GBP The UK economic calendar is somewhat busy this coming week, featuring inflation data on Tuesday. Tuesday starts the week’s highlights off with CPI (2.90%), PPI Input (-0.80%), RPI (3.60%) and a speech by BOE Governor Carney, and Thursday’s key events include Retail Sales (0.30%). Friday’s important data then concludes the week with Public Sector Net Borrowing (4.3B). Resistance to the topside for GBP/USD shows at 1.3371, 1.3279 and 1.3093/1.3120, while support for the pair is expected at 1.2976/1.3057, 1.2768/1.2899 and 1.2690.

JPY The Japanese economic calendar is quite sparse this coming week, only featuring the BOJ’s Monetary Policy Statement, the BOJ Outlook Report, the BOJ Policy Rate (unchanged at -0.10%) and the BOJ Press Conference on Thursday. Also Monday is a Japanese Bank Holiday. Resistance for USD/JPY currently shows up at 115.30/61, 114.17/95 and 112.92/113.79, with support indicated at 111.41/112.25, 110.08/111.12 and 109.74.

NZD The New Zealand economic calendar is light this coming week, only featuring CPI (0.20%) on Monday and the GDT Price Index (last -0.40%) on Tuesday. The chart for NZD/USD shows resistance at 0.7608/17, 0.7402/84 and 0.7364/75. On the downside, technical support is expected at 0.7297/0.7344, 0.6817/0.7246 and 0.6674/0.6738.
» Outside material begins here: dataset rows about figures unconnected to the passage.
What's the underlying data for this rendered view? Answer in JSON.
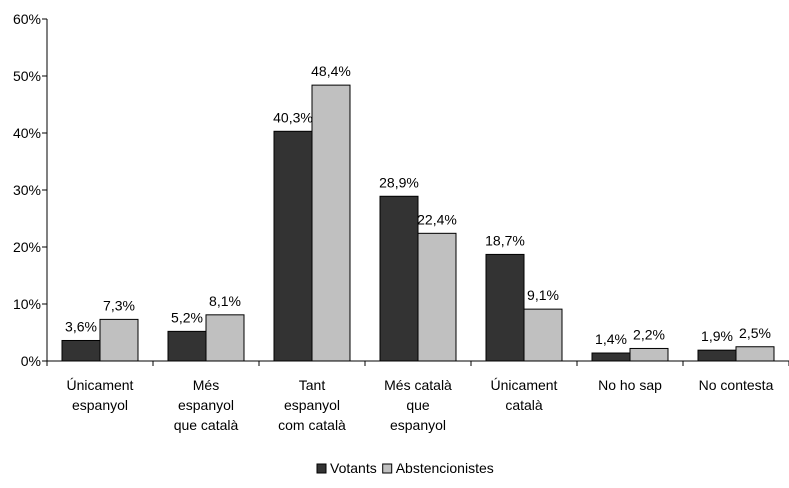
{
  "chart_data": {
    "type": "bar",
    "title": "",
    "xlabel": "",
    "ylabel": "",
    "ylim": [
      0,
      60
    ],
    "yticks": [
      0,
      10,
      20,
      30,
      40,
      50,
      60
    ],
    "ytick_labels": [
      "0%",
      "10%",
      "20%",
      "30%",
      "40%",
      "50%",
      "60%"
    ],
    "grid": false,
    "legend_position": "bottom",
    "categories": [
      [
        "Únicament",
        "espanyol"
      ],
      [
        "Més",
        "espanyol",
        "que català"
      ],
      [
        "Tant",
        "espanyol",
        "com català"
      ],
      [
        "Més català",
        "que",
        "espanyol"
      ],
      [
        "Únicament",
        "català"
      ],
      [
        "No ho sap"
      ],
      [
        "No contesta"
      ]
    ],
    "series": [
      {
        "name": "Votants",
        "color": "#333333",
        "values": [
          3.6,
          5.2,
          40.3,
          28.9,
          18.7,
          1.4,
          1.9
        ],
        "labels": [
          "3,6%",
          "5,2%",
          "40,3%",
          "28,9%",
          "18,7%",
          "1,4%",
          "1,9%"
        ]
      },
      {
        "name": "Abstencionistes",
        "color": "#c0c0c0",
        "values": [
          7.3,
          8.1,
          48.4,
          22.4,
          9.1,
          2.2,
          2.5
        ],
        "labels": [
          "7,3%",
          "8,1%",
          "48,4%",
          "22,4%",
          "9,1%",
          "2,2%",
          "2,5%"
        ]
      }
    ]
  }
}
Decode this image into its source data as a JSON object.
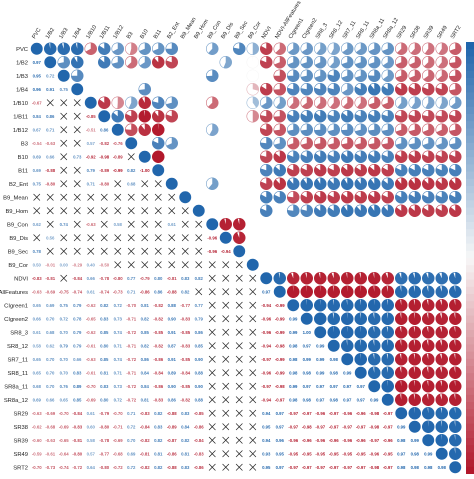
{
  "chart_data": {
    "type": "heatmap",
    "subtype": "correlogram (mixed: lower = coefficient text / X for non-significant, upper = pie, diagonal = circle)",
    "variables": [
      "PVC",
      "1/B2",
      "1/B3",
      "1/B4",
      "1/B10",
      "1/B11",
      "1/B12",
      "B3",
      "B10",
      "B11",
      "B2_Ent",
      "B9_Mean",
      "B9_Hom",
      "B9_Con",
      "B9_Dis",
      "B9_Sec",
      "B9_Cor",
      "NDVI",
      "NDVI-AllFeatures",
      "CIgreen1",
      "CIgreen2",
      "SR8_3",
      "SR8_12",
      "SR7_11",
      "SR8_11",
      "SR8a_11",
      "SR8a_12",
      "SR29",
      "SR38",
      "SR39",
      "SR49",
      "SRT2"
    ],
    "color_scale": {
      "negative": "#b2182b",
      "zero": "#f7f7f7",
      "positive": "#2166ac",
      "range": [
        -1,
        1
      ]
    },
    "lower_triangle_labels": [
      [],
      [
        "0.97"
      ],
      [
        "0.95",
        "0.72"
      ],
      [
        "0.96",
        "0.91",
        "0.75"
      ],
      [
        "-0.67",
        "X",
        "X",
        "X"
      ],
      [
        "0.84",
        "0.86",
        "X",
        "X",
        "-0.85"
      ],
      [
        "0.67",
        "0.71",
        "X",
        "X",
        "-0.51",
        "0.86"
      ],
      [
        "-0.54",
        "-0.63",
        "X",
        "X",
        "0.57",
        "-0.82",
        "-0.76"
      ],
      [
        "0.69",
        "0.66",
        "X",
        "0.73",
        "-0.92",
        "-0.98",
        "-0.89",
        "X"
      ],
      [
        "0.69",
        "-0.88",
        "X",
        "X",
        "0.79",
        "-0.89",
        "-0.99",
        "0.82",
        "-1.00"
      ],
      [
        "0.75",
        "-0.80",
        "X",
        "X",
        "0.71",
        "-0.80",
        "X",
        "0.68",
        "X",
        "X"
      ],
      [
        "X",
        "X",
        "X",
        "X",
        "X",
        "X",
        "X",
        "X",
        "X",
        "X",
        "X"
      ],
      [
        "X",
        "X",
        "X",
        "X",
        "X",
        "X",
        "X",
        "X",
        "X",
        "X",
        "X",
        "X"
      ],
      [
        "0.62",
        "X",
        "0.74",
        "X",
        "-0.63",
        "X",
        "0.58",
        "X",
        "X",
        "X",
        "0.61",
        "X",
        "X"
      ],
      [
        "X",
        "0.56",
        "X",
        "X",
        "X",
        "X",
        "X",
        "X",
        "X",
        "X",
        "X",
        "X",
        "X",
        "-0.96"
      ],
      [
        "0.78",
        "X",
        "X",
        "X",
        "X",
        "X",
        "X",
        "X",
        "X",
        "X",
        "X",
        "X",
        "X",
        "-0.96",
        "-0.94"
      ],
      [
        "0.50",
        "-0.01",
        "0.00",
        "-0.29",
        "0.40",
        "-0.50",
        "X",
        "X",
        "X",
        "X",
        "X",
        "X",
        "X",
        "X",
        "X",
        "X"
      ],
      [
        "-0.83",
        "-0.81",
        "X",
        "-0.84",
        "0.66",
        "-0.78",
        "-0.80",
        "0.77",
        "-0.79",
        "0.80",
        "-0.81",
        "0.83",
        "0.82",
        "X",
        "X",
        "X",
        "X"
      ],
      [
        "-0.63",
        "-0.69",
        "-0.75",
        "-0.74",
        "0.61",
        "-0.74",
        "-0.73",
        "0.71",
        "-0.86",
        "0.86",
        "-0.88",
        "0.82",
        "X",
        "X",
        "X",
        "X",
        "X",
        "0.97"
      ],
      [
        "0.65",
        "0.69",
        "0.75",
        "0.79",
        "-0.62",
        "0.82",
        "0.72",
        "-0.70",
        "0.81",
        "-0.82",
        "0.88",
        "-0.77",
        "0.77",
        "X",
        "X",
        "X",
        "X",
        "-0.94",
        "-0.99"
      ],
      [
        "0.66",
        "0.70",
        "0.72",
        "0.78",
        "-0.65",
        "0.83",
        "0.73",
        "-0.71",
        "0.82",
        "-0.82",
        "0.90",
        "-0.83",
        "0.79",
        "X",
        "X",
        "X",
        "X",
        "-0.96",
        "-0.99",
        "0.99"
      ],
      [
        "0.61",
        "0.68",
        "0.70",
        "0.79",
        "-0.62",
        "0.85",
        "0.74",
        "-0.72",
        "0.85",
        "-0.85",
        "0.91",
        "-0.85",
        "0.86",
        "X",
        "X",
        "X",
        "X",
        "-0.96",
        "-0.99",
        "0.99",
        "1.00"
      ],
      [
        "0.58",
        "0.62",
        "0.79",
        "0.79",
        "-0.61",
        "0.80",
        "0.71",
        "-0.71",
        "0.82",
        "-0.82",
        "0.87",
        "-0.83",
        "0.85",
        "X",
        "X",
        "X",
        "X",
        "-0.94",
        "-0.98",
        "0.98",
        "0.97",
        "0.99"
      ],
      [
        "0.65",
        "0.70",
        "0.70",
        "0.66",
        "-0.63",
        "0.85",
        "0.74",
        "-0.72",
        "0.86",
        "-0.86",
        "0.91",
        "-0.85",
        "0.90",
        "X",
        "X",
        "X",
        "X",
        "-0.97",
        "-0.99",
        "0.98",
        "0.99",
        "0.99",
        "0.98"
      ],
      [
        "0.65",
        "0.70",
        "0.70",
        "0.83",
        "-0.61",
        "0.81",
        "0.71",
        "-0.71",
        "0.84",
        "-0.84",
        "0.89",
        "-0.84",
        "0.88",
        "X",
        "X",
        "X",
        "X",
        "-0.96",
        "-0.99",
        "0.98",
        "0.98",
        "0.99",
        "0.98",
        "0.99"
      ],
      [
        "0.68",
        "0.70",
        "0.76",
        "0.89",
        "-0.70",
        "0.83",
        "0.73",
        "-0.72",
        "0.84",
        "-0.86",
        "0.90",
        "-0.85",
        "0.90",
        "X",
        "X",
        "X",
        "X",
        "-0.97",
        "-0.98",
        "0.99",
        "0.97",
        "0.97",
        "0.97",
        "0.97",
        "0.97"
      ],
      [
        "0.69",
        "0.66",
        "0.65",
        "0.85",
        "-0.69",
        "0.80",
        "0.72",
        "-0.72",
        "0.81",
        "-0.83",
        "0.86",
        "-0.82",
        "0.88",
        "X",
        "X",
        "X",
        "X",
        "-0.94",
        "-0.97",
        "0.98",
        "0.98",
        "0.97",
        "0.98",
        "0.97",
        "0.97",
        "0.99"
      ],
      [
        "-0.63",
        "-0.69",
        "-0.70",
        "-0.84",
        "0.61",
        "-0.79",
        "-0.70",
        "0.71",
        "-0.83",
        "0.82",
        "-0.88",
        "0.83",
        "-0.85",
        "X",
        "X",
        "X",
        "X",
        "0.94",
        "0.97",
        "-0.97",
        "-0.97",
        "-0.96",
        "-0.97",
        "-0.96",
        "-0.96",
        "-0.98",
        "-0.97"
      ],
      [
        "-0.62",
        "-0.68",
        "-0.69",
        "-0.83",
        "0.60",
        "-0.80",
        "-0.71",
        "0.72",
        "-0.84",
        "0.83",
        "-0.89",
        "0.84",
        "-0.86",
        "X",
        "X",
        "X",
        "X",
        "0.95",
        "0.97",
        "-0.97",
        "-0.98",
        "-0.97",
        "-0.97",
        "-0.97",
        "-0.97",
        "-0.98",
        "-0.97",
        "0.99"
      ],
      [
        "-0.60",
        "-0.63",
        "-0.65",
        "-0.81",
        "0.58",
        "-0.78",
        "-0.69",
        "0.70",
        "-0.82",
        "0.82",
        "-0.87",
        "0.82",
        "-0.84",
        "X",
        "X",
        "X",
        "X",
        "0.94",
        "0.96",
        "-0.96",
        "-0.96",
        "-0.96",
        "-0.96",
        "-0.96",
        "-0.96",
        "-0.97",
        "-0.96",
        "0.98",
        "0.99"
      ],
      [
        "-0.59",
        "-0.61",
        "-0.64",
        "-0.80",
        "0.57",
        "-0.77",
        "-0.68",
        "0.69",
        "-0.81",
        "0.81",
        "-0.86",
        "0.81",
        "-0.83",
        "X",
        "X",
        "X",
        "X",
        "0.93",
        "0.95",
        "-0.95",
        "-0.95",
        "-0.95",
        "-0.95",
        "-0.95",
        "-0.95",
        "-0.96",
        "-0.95",
        "0.97",
        "0.98",
        "0.99"
      ],
      [
        "-0.70",
        "-0.73",
        "-0.74",
        "-0.72",
        "0.64",
        "-0.80",
        "-0.72",
        "0.72",
        "-0.82",
        "0.82",
        "-0.88",
        "0.83",
        "-0.86",
        "X",
        "X",
        "X",
        "X",
        "0.95",
        "0.97",
        "-0.97",
        "-0.97",
        "-0.97",
        "-0.97",
        "-0.97",
        "-0.97",
        "-0.98",
        "-0.97",
        "0.98",
        "0.98",
        "0.98",
        "0.98"
      ]
    ]
  }
}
USD The U.S. economic calendar is quite busy this coming week, featuring housing market data on Wednesday. Monday starts the week’s highlights off with the Empire State Manufacturing Index (15.2), and Tuesday’s key events include Import Prices (-0.20%). Wednesday then offers Building Permits (1.20M), Housing Starts (1.16M) and Crude Oil Inventories (last -7.6M); while Thursday features Weekly Initial Jobless Claims (245K) and the Philly Fed Manufacturing Index (23.8) that conclude the week’s highlights.